On the MGM-QDB-FST co-located node whose IP address is 192.168.222.129, the VID config is still:

root@192.168.222.129> eos vid ls
publicaccesslevel: => 1024
sudoer                 => uids()
tokensudo              => always
unix:"<pwd>":gid => root
unix:"<pwd>":uid => root

Then I created another virtual machine whose IP address is 192.168.222.128, installed EOS and FUSE mounted EOS with the config below:

root@192.168.222.128> cat /etc/eos/fuse.eosdev.conf
{"hostport": "192.168.222.129", "auth": {"shared-mount": 1, "unix": 1, "unix-root": 0, "sss": 1}}

root@192.168.222.128> eosxd -ofsname=eosdev
# fsname='eosdev'
# -o allow_other enabled on shared mount
# -o big_writes enabled
# JSON parsing successful
# no config file for local overwrites
# enabling swapping inodes with md-cache in '/var/cache/eos/fusex/md-cache/'
warning: sss keytabfile '/etc/eos/fuse.sss.keytab' does not exist - disabling sss/oauth2
# File descriptor limit: 524288 soft, 524288 hard
# allowing max read-ahead buffers of 134217728 bytes
# allowing max write-back buffers of 134217728 bytes
# Disabling nagle algorithm (XRD_NODELAY=1)
# Setting MALLOC_CONF=dirty_decay_ms:0

Then I switched to user laf and tried the authentication:

laf@192.168.222.128> id
uid=1000(laf) gid=1000(laf) groups=1000(laf),10(wheel) context=unconfined_u:unconfined_r:unconfined_t:s0-s0:c0.c1023

laf@192.168.222.128> export EOS_MGM_URL=root://192.168.222.129
laf@192.168.222.128> eos whoami
Virtual Identity: uid=1000 (99,1000) gid=1000 (99,1000) [authz:unix] host=[::ffff:192.168.222.128] domain=168.222.128]

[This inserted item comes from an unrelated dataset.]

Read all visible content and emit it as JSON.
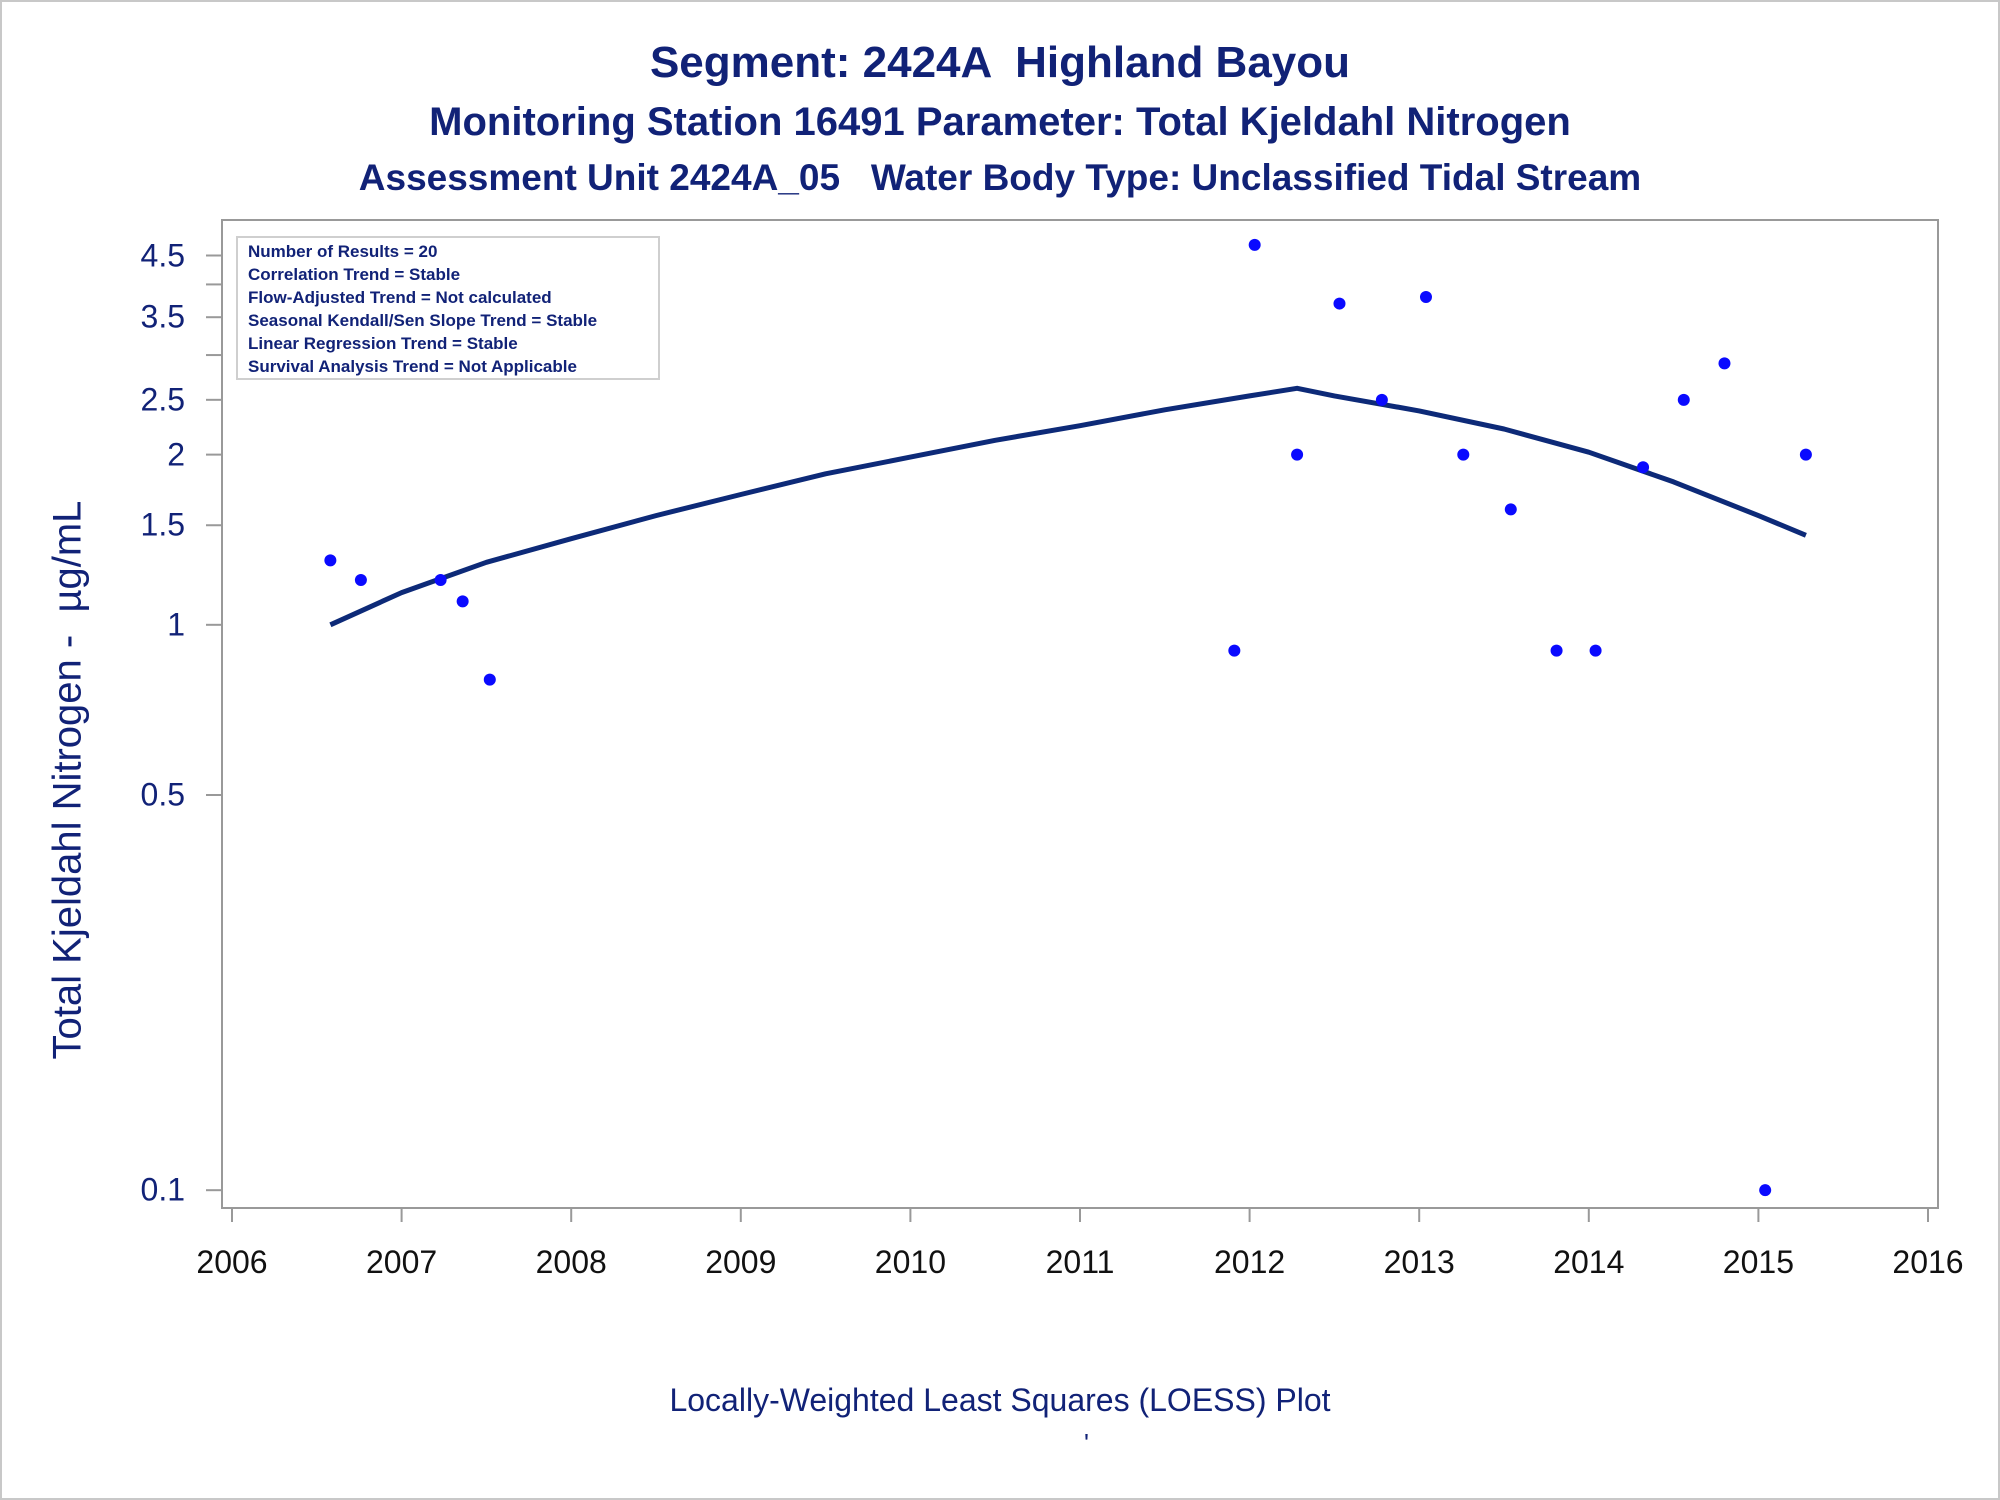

laf@192.168.222.128> ls -alh /eos/dev/test
drwxrwxr-x. 2 root root 4.0K Oct  8 15:29 .
drwxrwxr-x. 2 root root 4.0K Oct  5 15:33 ..

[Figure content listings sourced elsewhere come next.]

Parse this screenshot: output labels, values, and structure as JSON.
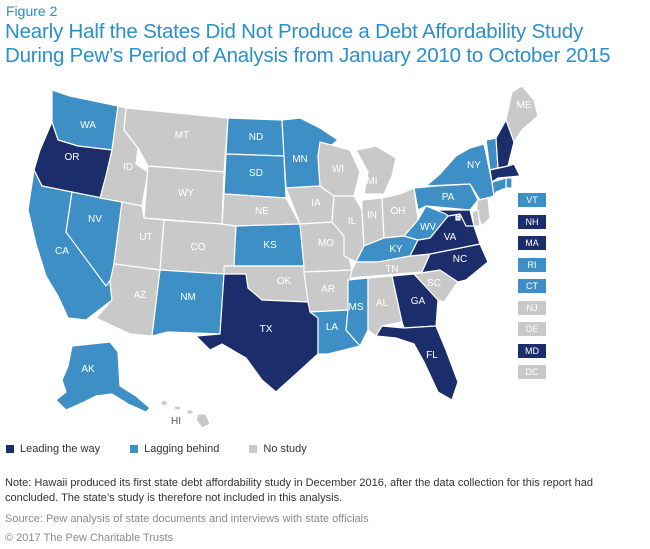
{
  "figure_label": "Figure 2",
  "title_line1": "Nearly Half the States Did Not Produce a Debt Affordability Study",
  "title_line2": "During Pew’s Period of Analysis from January 2010 to October 2015",
  "colors": {
    "leading": "#1c2d6b",
    "lagging": "#3d8fc6",
    "none": "#c9c9c9",
    "title": "#2b8fc9"
  },
  "states": {
    "WA": "lagging",
    "OR": "leading",
    "CA": "lagging",
    "NV": "lagging",
    "ID": "none",
    "MT": "none",
    "WY": "none",
    "UT": "none",
    "CO": "none",
    "AZ": "none",
    "NM": "lagging",
    "ND": "lagging",
    "SD": "lagging",
    "NE": "none",
    "KS": "lagging",
    "OK": "none",
    "TX": "leading",
    "MN": "lagging",
    "IA": "none",
    "MO": "none",
    "AR": "none",
    "LA": "lagging",
    "WI": "none",
    "IL": "none",
    "MI": "none",
    "IN": "none",
    "OH": "none",
    "KY": "lagging",
    "TN": "none",
    "MS": "lagging",
    "AL": "none",
    "GA": "leading",
    "FL": "leading",
    "SC": "none",
    "NC": "leading",
    "VA": "leading",
    "WV": "lagging",
    "PA": "lagging",
    "NY": "lagging",
    "ME": "none",
    "AK": "lagging",
    "HI": "none",
    "VT": "lagging",
    "NH": "leading",
    "MA": "leading",
    "RI": "lagging",
    "CT": "lagging",
    "NJ": "none",
    "DE": "none",
    "MD": "leading",
    "DC": "none"
  },
  "small_states": [
    {
      "abbr": "VT",
      "status": "lagging"
    },
    {
      "abbr": "NH",
      "status": "leading"
    },
    {
      "abbr": "MA",
      "status": "leading"
    },
    {
      "abbr": "RI",
      "status": "lagging"
    },
    {
      "abbr": "CT",
      "status": "lagging"
    },
    {
      "abbr": "NJ",
      "status": "none"
    },
    {
      "abbr": "DE",
      "status": "none"
    },
    {
      "abbr": "MD",
      "status": "leading"
    },
    {
      "abbr": "DC",
      "status": "none"
    }
  ],
  "legend": {
    "leading": "Leading the way",
    "lagging": "Lagging behind",
    "none": "No study"
  },
  "note": "Note: Hawaii produced its first state debt affordability study in December 2016, after the data collection for this report had concluded. The state’s study is therefore not included in this analysis.",
  "source": "Source: Pew analysis of state documents and interviews with state officials",
  "copyright": "© 2017 The Pew Charitable Trusts"
}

laf@192.168.222.128> echo "test" > /eos/dev/test/test.txt

laf@192.168.222.128> ls -alh /eos/dev/test
drwxrwxr-x. 1 root root 4.0K Oct  8 15:43 .
drwxrwxr-x. 2 root root 4.0K Oct  5 15:33 ..
-rw-r--r--. 1 root root    0 Oct  8 15:43 test.txt

laf@192.168.222.128> chmod +x /eos/dev/test/test.txt
laf@192.168.222.128> ls -alh /eos/dev/test
drwxrwxr-x. 1 root root 4.0K Oct  8 15:47 .
drwxrwxr-x. 2 root root 4.0K Oct  5 15:33 ..
-rwxr-xr-x. 1 root root    0 Oct  8 15:47 test.txt

As you can see above, though eos whoami tells me that I am laf, I am still root in the FUSE mount.

5

Ah ok,
so the problem is, that you should NOT enable unix authentication !!!

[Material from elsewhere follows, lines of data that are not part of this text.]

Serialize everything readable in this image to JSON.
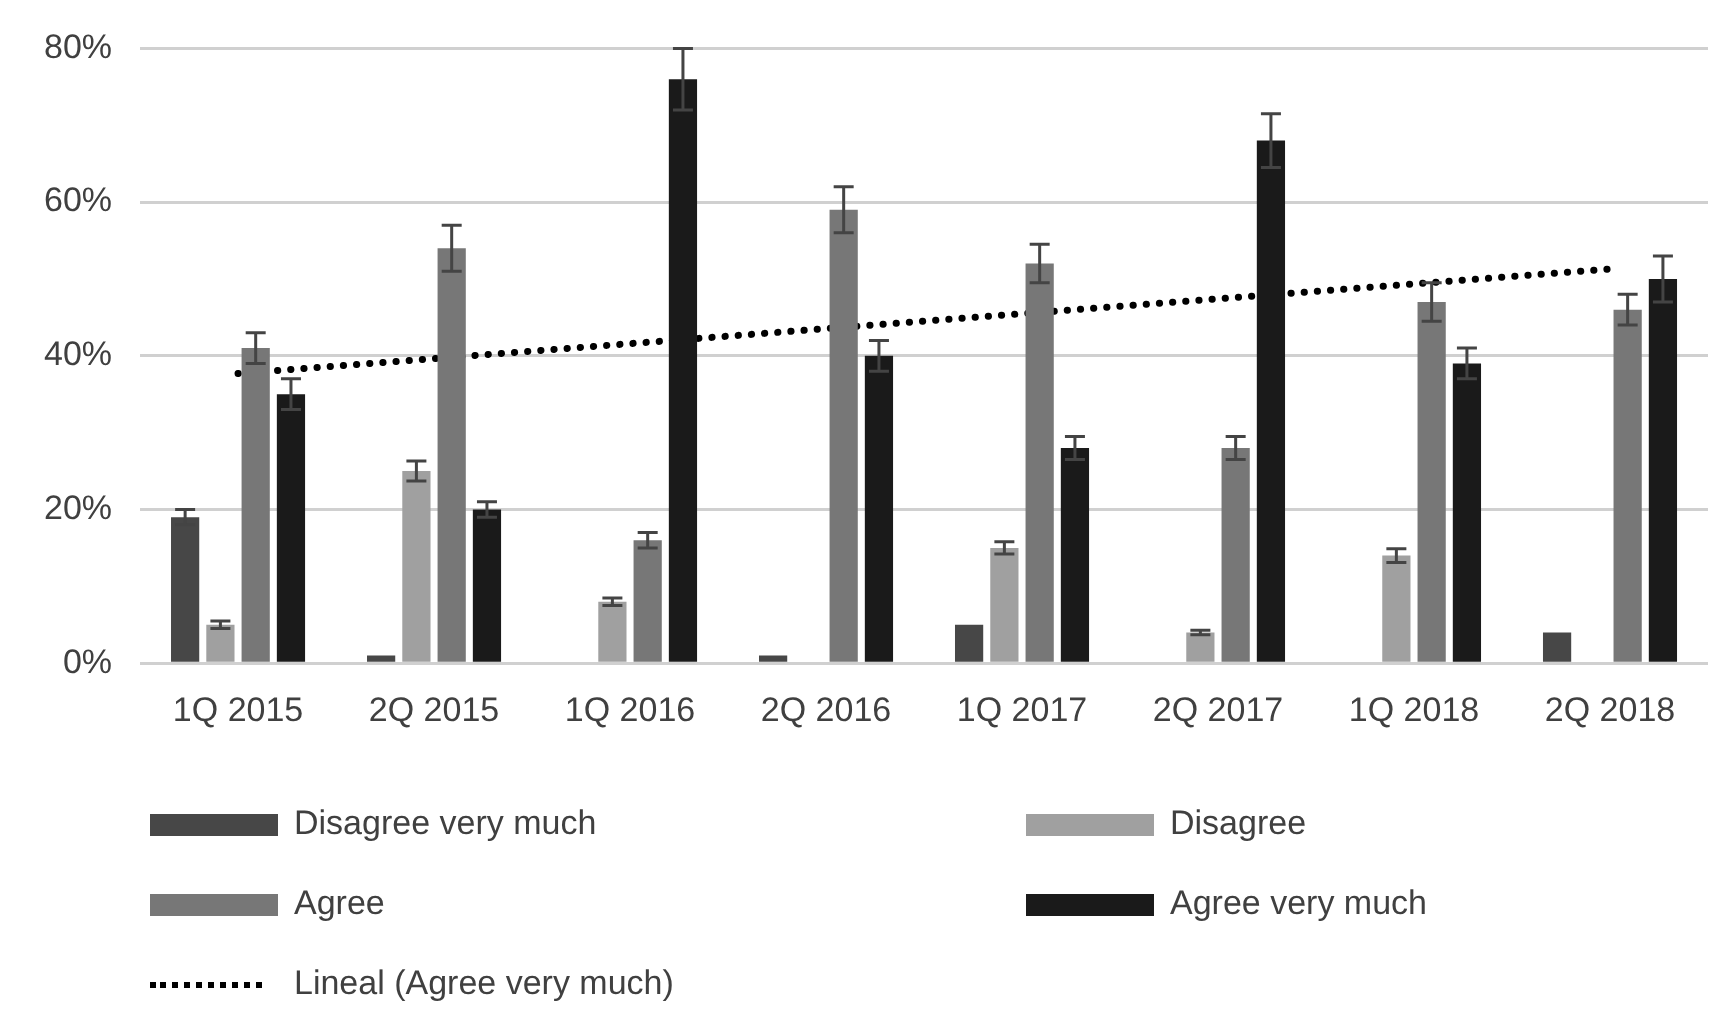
{
  "chart_data": {
    "type": "bar",
    "categories": [
      "1Q 2015",
      "2Q 2015",
      "1Q 2016",
      "2Q 2016",
      "1Q 2017",
      "2Q 2017",
      "1Q 2018",
      "2Q 2018"
    ],
    "series": [
      {
        "name": "Disagree very much",
        "color": "#474747",
        "values": [
          19,
          1,
          0,
          1,
          5,
          0,
          0,
          4
        ],
        "errors": [
          1,
          null,
          null,
          null,
          null,
          null,
          null,
          null
        ]
      },
      {
        "name": "Disagree",
        "color": "#a0a0a0",
        "values": [
          5,
          25,
          8,
          0,
          15,
          4,
          14,
          0
        ],
        "errors": [
          0.5,
          1.3,
          0.5,
          null,
          0.8,
          0.3,
          0.9,
          null
        ]
      },
      {
        "name": "Agree",
        "color": "#777777",
        "values": [
          41,
          54,
          16,
          59,
          52,
          28,
          47,
          46
        ],
        "errors": [
          2,
          3,
          1,
          3,
          2.5,
          1.5,
          2.5,
          2
        ]
      },
      {
        "name": "Agree very much",
        "color": "#1a1a1a",
        "values": [
          35,
          20,
          76,
          40,
          28,
          68,
          39,
          50
        ],
        "errors": [
          2,
          1,
          4,
          2,
          1.5,
          3.5,
          2,
          3
        ]
      },
      {
        "name": "Lineal (Agree very much)",
        "type": "line",
        "color": "#000000",
        "line_style": "dotted",
        "x": [
          "1Q 2015",
          "2Q 2018"
        ],
        "values": [
          37.7,
          51.3
        ]
      }
    ],
    "ylim": [
      0,
      80
    ],
    "yticks": [
      {
        "value": 0,
        "label": "0%"
      },
      {
        "value": 20,
        "label": "20%"
      },
      {
        "value": 40,
        "label": "40%"
      },
      {
        "value": 60,
        "label": "60%"
      },
      {
        "value": 80,
        "label": "80%"
      }
    ],
    "grid": "y",
    "legend": "bottom"
  }
}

Global Unix authentication is first unsafe. We don’t use that anywhere in production like that.

First do:
eos vid disable unix

Every machine, which you allow to map from UID/GID to a user in EOS you should add using:

eos vid add gateway clienthost.clientdomain unix

This uses a different mapping mechanism than enabling UNIX globally and maps to the user on the client machine (by default not allowing root). UNIX globally uses the ID of the process talking to EOS, which in your case probably runs as root, since it is the shared FUSE mount daemon. I probably can also change that behaviour, it would be probably more convenient to just enable UNIX for this cases and have this working also for FUSE.

If you cannot specify your client hosts (because they are dynamic or too many), it is better to use an ‘sss’ key between client and server. I need to add that to the documentation.

Maybe give it a try using the ‘gateway’ configuration and disabling global unix mapping. I will look into having this also as expected when one just enables UNIX globally.